For file and package modules, individual files and directories can also match moduleName. In particular, the algorithm will attempt to match the following:

  • <moduleName>.js
  • <moduleName>/index.js
  • in<moduleName>/package.jsonthemainThe file or directory declared under the value

Specific documentation for the Resolve algorithm

The node_modules directory is actually where NPM installs each package and stores the associated dependencies. This means that, based on the algorithm we just described, each package has its own private dependencies. For example, look at the following directory structure:

MyApp ├ ─ ─ foo js └ ─ ─ node_modules ├ ─ ─ depA │ └ ─ ─ index. The js └ ─ ─ depB │ ├ ─ ─ bar. Js ├ ─ ─ node_modules ├ ─ ─ depA │ └ ─ ─ index, js └── ├─ ├─ ├─ ├─Copy the code

In the previous example, myApp, depB, and depC all depend on depA; However, they all have their own versions of private dependencies!
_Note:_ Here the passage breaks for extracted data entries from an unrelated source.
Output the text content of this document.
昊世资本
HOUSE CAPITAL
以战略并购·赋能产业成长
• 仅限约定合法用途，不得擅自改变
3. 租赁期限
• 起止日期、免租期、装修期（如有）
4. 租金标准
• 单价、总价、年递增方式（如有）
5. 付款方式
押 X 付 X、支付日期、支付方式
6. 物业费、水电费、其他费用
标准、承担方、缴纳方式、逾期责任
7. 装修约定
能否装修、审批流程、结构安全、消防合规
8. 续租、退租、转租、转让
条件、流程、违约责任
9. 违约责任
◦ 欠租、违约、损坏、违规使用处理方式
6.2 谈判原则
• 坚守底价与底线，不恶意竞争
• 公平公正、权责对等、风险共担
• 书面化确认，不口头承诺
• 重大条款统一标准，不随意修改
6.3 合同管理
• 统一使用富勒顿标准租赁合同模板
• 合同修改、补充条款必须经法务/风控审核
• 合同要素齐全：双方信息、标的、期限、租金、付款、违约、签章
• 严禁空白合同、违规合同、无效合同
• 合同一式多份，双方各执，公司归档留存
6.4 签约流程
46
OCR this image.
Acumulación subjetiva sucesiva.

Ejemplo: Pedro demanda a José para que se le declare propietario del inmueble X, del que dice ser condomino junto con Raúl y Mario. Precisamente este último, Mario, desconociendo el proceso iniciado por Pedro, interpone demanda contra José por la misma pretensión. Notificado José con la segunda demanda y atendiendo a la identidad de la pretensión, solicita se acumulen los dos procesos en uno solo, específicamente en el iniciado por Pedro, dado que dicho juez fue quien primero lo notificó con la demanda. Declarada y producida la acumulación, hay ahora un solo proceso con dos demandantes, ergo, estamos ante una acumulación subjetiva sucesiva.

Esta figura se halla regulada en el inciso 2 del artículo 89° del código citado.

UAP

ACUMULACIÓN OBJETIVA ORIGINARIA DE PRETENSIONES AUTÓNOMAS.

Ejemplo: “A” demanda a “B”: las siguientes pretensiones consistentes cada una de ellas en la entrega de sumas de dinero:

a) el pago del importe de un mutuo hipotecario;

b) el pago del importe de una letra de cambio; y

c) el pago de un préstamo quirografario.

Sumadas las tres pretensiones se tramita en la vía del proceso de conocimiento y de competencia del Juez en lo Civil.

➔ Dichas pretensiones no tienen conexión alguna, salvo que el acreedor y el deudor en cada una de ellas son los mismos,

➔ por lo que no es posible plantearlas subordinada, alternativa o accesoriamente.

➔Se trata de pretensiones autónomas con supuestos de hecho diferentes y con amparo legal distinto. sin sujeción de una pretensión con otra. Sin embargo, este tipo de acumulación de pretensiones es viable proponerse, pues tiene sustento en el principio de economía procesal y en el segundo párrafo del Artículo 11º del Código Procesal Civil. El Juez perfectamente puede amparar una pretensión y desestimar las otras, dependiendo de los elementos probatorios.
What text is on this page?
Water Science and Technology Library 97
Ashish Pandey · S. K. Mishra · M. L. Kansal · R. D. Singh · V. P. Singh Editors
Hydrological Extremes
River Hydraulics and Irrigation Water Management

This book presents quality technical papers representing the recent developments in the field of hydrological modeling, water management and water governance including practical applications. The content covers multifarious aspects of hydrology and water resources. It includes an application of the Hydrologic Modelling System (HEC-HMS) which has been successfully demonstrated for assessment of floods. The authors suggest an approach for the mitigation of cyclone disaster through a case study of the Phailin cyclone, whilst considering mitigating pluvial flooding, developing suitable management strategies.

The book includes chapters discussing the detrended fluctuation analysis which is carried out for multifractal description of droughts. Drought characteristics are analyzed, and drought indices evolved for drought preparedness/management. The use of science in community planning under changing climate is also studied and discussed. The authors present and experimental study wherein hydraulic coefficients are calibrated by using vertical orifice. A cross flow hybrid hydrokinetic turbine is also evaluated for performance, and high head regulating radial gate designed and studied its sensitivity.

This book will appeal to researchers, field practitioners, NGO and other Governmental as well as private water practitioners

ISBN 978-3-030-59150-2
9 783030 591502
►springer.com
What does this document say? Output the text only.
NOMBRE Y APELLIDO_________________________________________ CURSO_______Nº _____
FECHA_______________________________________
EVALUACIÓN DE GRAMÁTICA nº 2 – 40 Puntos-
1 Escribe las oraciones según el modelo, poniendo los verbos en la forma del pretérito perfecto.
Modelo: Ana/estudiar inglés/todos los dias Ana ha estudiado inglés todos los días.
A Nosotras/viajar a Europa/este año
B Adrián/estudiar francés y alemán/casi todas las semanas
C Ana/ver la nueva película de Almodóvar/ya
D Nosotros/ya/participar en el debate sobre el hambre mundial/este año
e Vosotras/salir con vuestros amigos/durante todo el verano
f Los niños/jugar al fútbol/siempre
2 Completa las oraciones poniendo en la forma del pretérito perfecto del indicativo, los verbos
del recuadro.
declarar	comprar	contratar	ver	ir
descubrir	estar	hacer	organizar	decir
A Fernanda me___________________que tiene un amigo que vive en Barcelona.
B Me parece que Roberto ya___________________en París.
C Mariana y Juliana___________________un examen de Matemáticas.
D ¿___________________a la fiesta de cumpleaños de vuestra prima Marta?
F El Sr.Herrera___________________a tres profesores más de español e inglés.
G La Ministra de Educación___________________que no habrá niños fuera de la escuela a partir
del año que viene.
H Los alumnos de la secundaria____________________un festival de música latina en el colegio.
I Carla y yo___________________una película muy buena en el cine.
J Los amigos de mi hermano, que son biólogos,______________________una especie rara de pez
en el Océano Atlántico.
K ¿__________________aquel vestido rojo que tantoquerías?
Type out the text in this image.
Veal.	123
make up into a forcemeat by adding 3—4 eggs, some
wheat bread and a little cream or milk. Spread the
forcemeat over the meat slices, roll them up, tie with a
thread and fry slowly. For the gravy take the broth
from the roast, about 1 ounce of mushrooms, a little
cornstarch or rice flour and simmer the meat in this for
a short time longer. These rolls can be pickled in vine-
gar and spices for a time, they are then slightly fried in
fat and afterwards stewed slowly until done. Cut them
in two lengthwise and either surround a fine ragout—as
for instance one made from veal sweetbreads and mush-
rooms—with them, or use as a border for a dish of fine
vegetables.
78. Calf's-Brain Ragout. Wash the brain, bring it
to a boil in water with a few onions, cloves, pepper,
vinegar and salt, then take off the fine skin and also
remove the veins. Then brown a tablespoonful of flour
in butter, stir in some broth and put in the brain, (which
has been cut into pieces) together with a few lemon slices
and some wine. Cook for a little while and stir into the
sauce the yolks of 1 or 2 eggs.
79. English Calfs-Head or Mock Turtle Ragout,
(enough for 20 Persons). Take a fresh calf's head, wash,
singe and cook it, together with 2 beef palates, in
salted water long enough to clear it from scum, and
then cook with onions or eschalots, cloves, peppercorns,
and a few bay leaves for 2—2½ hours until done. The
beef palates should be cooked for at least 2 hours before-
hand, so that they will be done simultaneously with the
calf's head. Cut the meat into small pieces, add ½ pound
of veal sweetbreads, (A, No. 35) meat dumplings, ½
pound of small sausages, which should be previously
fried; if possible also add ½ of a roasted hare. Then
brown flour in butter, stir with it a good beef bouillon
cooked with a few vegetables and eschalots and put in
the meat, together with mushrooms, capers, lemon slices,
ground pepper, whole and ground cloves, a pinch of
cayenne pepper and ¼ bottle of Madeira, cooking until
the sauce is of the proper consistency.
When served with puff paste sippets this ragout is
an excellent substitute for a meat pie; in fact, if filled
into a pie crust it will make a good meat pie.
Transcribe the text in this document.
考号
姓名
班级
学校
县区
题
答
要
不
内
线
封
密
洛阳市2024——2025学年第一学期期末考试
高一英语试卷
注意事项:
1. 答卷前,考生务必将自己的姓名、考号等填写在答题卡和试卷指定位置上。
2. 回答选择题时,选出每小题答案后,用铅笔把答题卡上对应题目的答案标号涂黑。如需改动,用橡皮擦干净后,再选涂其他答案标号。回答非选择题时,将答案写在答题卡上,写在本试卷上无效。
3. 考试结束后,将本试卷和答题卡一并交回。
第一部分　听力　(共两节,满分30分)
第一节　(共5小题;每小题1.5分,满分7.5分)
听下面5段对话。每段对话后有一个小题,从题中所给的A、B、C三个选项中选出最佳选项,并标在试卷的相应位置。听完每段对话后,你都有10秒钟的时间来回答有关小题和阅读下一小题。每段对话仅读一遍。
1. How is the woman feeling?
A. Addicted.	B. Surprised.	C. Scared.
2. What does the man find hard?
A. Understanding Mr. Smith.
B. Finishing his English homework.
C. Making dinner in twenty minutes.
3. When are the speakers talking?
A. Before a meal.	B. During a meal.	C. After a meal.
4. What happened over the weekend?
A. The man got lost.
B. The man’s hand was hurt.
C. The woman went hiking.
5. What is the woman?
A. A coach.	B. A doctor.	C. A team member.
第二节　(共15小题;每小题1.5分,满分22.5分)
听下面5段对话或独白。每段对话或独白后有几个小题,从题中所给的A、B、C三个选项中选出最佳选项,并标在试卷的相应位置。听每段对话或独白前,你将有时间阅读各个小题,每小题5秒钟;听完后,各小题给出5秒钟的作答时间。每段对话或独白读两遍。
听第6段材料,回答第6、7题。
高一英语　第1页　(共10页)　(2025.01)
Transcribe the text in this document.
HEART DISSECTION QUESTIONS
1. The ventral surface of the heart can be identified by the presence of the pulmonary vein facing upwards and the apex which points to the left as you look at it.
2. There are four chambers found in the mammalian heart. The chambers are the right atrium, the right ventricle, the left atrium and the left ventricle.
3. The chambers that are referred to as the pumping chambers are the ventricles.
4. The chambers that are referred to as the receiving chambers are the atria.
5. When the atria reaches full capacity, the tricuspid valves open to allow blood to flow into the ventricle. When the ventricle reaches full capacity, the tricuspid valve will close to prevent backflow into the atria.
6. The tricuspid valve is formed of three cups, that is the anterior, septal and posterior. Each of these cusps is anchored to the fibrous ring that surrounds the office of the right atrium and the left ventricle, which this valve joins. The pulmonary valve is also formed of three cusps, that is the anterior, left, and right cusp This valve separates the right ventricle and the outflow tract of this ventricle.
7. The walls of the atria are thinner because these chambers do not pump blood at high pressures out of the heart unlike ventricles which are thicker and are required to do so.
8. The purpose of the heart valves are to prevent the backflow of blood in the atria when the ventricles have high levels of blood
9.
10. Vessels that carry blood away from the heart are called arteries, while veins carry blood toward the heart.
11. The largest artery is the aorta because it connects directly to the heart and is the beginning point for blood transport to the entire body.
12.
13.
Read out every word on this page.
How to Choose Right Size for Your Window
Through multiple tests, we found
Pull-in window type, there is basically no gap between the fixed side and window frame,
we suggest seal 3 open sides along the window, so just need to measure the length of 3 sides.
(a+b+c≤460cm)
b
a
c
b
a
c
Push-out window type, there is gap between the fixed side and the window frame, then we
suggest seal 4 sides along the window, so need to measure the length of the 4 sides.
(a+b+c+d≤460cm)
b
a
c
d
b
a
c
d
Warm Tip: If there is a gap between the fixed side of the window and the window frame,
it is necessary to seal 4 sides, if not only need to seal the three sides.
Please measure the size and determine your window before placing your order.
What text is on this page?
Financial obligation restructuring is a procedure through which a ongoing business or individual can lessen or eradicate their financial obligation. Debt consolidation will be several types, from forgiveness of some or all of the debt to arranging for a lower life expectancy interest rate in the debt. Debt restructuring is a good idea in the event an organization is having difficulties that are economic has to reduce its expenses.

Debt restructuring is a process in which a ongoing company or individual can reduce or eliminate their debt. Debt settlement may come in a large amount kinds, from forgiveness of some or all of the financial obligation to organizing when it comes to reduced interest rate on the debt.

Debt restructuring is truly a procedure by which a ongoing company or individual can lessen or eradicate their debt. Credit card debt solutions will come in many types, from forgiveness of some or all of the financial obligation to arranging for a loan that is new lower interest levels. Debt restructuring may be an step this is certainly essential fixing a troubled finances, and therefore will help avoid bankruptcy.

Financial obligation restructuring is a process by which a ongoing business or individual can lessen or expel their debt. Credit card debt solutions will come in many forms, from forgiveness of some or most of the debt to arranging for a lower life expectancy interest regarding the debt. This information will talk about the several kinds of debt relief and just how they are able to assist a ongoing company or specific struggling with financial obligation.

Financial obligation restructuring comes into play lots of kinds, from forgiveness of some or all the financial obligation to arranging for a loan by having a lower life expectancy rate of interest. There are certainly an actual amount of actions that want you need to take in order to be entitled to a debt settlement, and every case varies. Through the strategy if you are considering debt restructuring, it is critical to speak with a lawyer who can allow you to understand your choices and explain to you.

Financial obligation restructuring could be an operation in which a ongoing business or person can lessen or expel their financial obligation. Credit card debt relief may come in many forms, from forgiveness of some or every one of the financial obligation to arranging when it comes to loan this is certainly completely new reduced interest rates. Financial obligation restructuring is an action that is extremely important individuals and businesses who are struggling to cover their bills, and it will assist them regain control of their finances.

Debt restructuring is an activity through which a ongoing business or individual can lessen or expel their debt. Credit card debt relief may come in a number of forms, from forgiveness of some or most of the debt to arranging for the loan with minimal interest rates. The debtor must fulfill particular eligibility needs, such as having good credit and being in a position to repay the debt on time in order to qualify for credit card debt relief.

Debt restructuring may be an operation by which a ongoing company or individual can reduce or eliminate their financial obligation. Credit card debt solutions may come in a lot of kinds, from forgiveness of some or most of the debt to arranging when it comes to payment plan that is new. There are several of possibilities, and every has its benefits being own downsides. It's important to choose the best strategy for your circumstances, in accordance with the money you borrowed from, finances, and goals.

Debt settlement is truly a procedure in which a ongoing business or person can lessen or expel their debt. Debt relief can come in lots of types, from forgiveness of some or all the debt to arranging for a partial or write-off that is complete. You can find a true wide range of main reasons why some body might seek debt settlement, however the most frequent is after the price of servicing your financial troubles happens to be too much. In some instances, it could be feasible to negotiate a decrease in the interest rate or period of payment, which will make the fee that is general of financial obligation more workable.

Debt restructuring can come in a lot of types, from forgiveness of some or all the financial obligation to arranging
As per the rules of the parsing algorithm, using require(‘depA’) will load different files depending on the required module, as follows:

  • in/myApp/foo.jsIn the callrequire('depA')loads/myApp/node_modules/depA/index.js
  • in/myApp/node_modules/depB/bar.jsIn the callrequire('depA')loads/myApp/node_modules/depB/node_modules/depA/index.js
  • in/myApp/node_modules/depC/foobar.jsIn the callrequire('depA')loads/myApp/node_modules/depC/node_modules/depA/index.js

The Resolve algorithm is a core part of Node.js dependency management, and it exists to prevent conflicts and version incompatibilities even when applications have hundreds or thousands of packages.

When we call require(), the parsing algorithm is transparent to us. However, it can still be used directly by any module by calling require.resolve().

Module cache

Each module is only loaded when it is first introduced, and any subsequent require() call is fetched from the previously cached version. Looking at the custom require() function we wrote earlier, we can see that caching is critical for improving performance, as well as having some other advantages:

  • Makes it possible to reuse module dependencies
  • This ensures to some extent that the same instance is always returned when the same module is requested from a given package, avoiding conflicts

The module cache is viewed through the require.cache variable, so it can be accessed directly if needed. A practical example is to invalidate a cached module by removing relative keys from the require.cache variable. This is useful in testing, but dangerous under normal conditions.

Circular dependencies

Many people think of circular dependencies as an inherent design problem in Node.js, but it can happen in real projects, so we at least know how to make circular dependencies work in Node.js. Looking at our custom require() function, we can immediately see how it works and what to look for.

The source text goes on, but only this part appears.